François-Hippolyte Baubil

Élements biographiques

François-Hippolyte Baubil Considérations théoriques et pratiques sur l'oïdium et sur la nouvelle maladie de la vigne… (1869)

L'apparition de l'oïdium causa une stupeur indicible. La vigne, cette source inépuisable de la prospérité, frappée par une maladie inconnue, ne donnait plus que des produits insignifiants et de médiocre qualité, et le fléau, borné au début, devint bientôt une calamité générale.
Revenu de sa surprise et poussé par l'urgence, l'esprit public-se met avec une activité dévorante à la recherche d'un remède. Après de bien nombreuses et infructueuses tentatives, le soufre entre en scène, et l'oïdium est dominé, sinon anéanti, une partie échappant à l'atmosphère délétère qui l'enveloppe.
Source : Gallica

François-Hippolyte Baubil Considérations théoriques et pratiques sur l'oïdium et sur la nouvelle maladie de la vigne… (1869)

Les causes morbides ne sont pas d'ailleurs toutes favorables ou défavorables au parasitisme. Ainsi nous voyons dans la fièvre typhoïde, le choléra et tant d'autres graves maladies, la disparition momentanée de la teigne et de la gale, tandis que nous voyons la scrofule et la syphilis prédisposant aux teignes, la première au favus, et l'autre à la teigne tonsurante et à la pelade ; nous voyons l'acidité de la salive prédisposer au muguet et la grossesse au chloasma ou masque des femmes enceintes ; il n'est pas jusqu'à la malpropreté qui ne puisse servir de pâture.
Source : Gallica

François-Hippolyte Baubil Considérations théoriques et pratiques sur l'oïdium et sur la nouvelle maladie de la vigne… (1869)

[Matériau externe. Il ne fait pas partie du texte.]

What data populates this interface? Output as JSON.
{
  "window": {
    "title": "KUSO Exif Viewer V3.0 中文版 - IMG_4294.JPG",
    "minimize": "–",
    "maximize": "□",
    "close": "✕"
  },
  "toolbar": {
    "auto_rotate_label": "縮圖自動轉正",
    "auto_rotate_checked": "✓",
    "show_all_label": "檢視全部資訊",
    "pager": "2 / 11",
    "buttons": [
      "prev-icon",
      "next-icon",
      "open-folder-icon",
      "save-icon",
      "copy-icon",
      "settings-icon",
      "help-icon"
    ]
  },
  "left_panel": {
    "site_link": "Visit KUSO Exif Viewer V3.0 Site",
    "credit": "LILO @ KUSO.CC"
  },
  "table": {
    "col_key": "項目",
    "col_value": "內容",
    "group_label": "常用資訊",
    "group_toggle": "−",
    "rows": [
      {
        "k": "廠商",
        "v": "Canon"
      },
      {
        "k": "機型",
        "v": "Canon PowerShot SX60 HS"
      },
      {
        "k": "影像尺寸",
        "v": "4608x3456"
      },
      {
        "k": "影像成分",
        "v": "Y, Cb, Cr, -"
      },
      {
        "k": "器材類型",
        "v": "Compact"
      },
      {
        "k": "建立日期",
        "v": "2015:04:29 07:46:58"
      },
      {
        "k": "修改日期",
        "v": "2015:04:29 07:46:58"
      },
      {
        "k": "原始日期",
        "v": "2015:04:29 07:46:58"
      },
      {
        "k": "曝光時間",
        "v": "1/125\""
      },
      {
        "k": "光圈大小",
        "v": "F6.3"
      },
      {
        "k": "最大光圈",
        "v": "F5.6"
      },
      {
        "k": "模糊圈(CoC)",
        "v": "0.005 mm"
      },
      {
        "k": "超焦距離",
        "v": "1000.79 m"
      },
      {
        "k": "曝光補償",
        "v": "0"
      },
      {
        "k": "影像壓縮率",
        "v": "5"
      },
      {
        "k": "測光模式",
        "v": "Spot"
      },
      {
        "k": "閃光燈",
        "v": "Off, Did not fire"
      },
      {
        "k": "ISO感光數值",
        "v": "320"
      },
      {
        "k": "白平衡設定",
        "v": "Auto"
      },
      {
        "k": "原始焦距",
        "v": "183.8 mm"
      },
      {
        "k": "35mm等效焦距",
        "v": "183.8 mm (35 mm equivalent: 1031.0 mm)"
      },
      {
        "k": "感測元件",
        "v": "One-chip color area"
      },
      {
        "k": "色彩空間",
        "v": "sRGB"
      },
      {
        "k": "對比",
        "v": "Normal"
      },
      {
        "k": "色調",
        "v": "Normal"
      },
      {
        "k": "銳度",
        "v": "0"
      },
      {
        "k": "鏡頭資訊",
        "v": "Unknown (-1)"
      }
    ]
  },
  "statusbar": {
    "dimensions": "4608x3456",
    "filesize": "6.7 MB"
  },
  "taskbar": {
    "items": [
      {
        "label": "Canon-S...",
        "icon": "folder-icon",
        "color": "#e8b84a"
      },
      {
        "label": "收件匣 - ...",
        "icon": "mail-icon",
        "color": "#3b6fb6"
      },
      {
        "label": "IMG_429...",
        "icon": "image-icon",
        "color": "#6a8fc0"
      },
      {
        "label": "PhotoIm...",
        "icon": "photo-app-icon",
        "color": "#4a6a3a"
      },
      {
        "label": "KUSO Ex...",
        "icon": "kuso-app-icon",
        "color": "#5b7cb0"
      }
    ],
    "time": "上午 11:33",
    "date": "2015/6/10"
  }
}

Comme premier signe différentiel, nous voyons que l'ancienne maladie a pour cause un parasite du règne végétal, un cryptogame qui ne s'attaque qu'aux parties tendres, son siége de prédilection où il reste fixé, et que la nouvelle a un parasite du règne animal, un puceron, suivant le sentiment d'une réunion de savants des plus compétents, qui ne s'attaque qu'aux parties dures et qui, souvent en mouvement, chemine pour fouiller et sucer tous les éléments de l'écorce, de celle de la partie souterraine du tronc et de celle surtout des racines.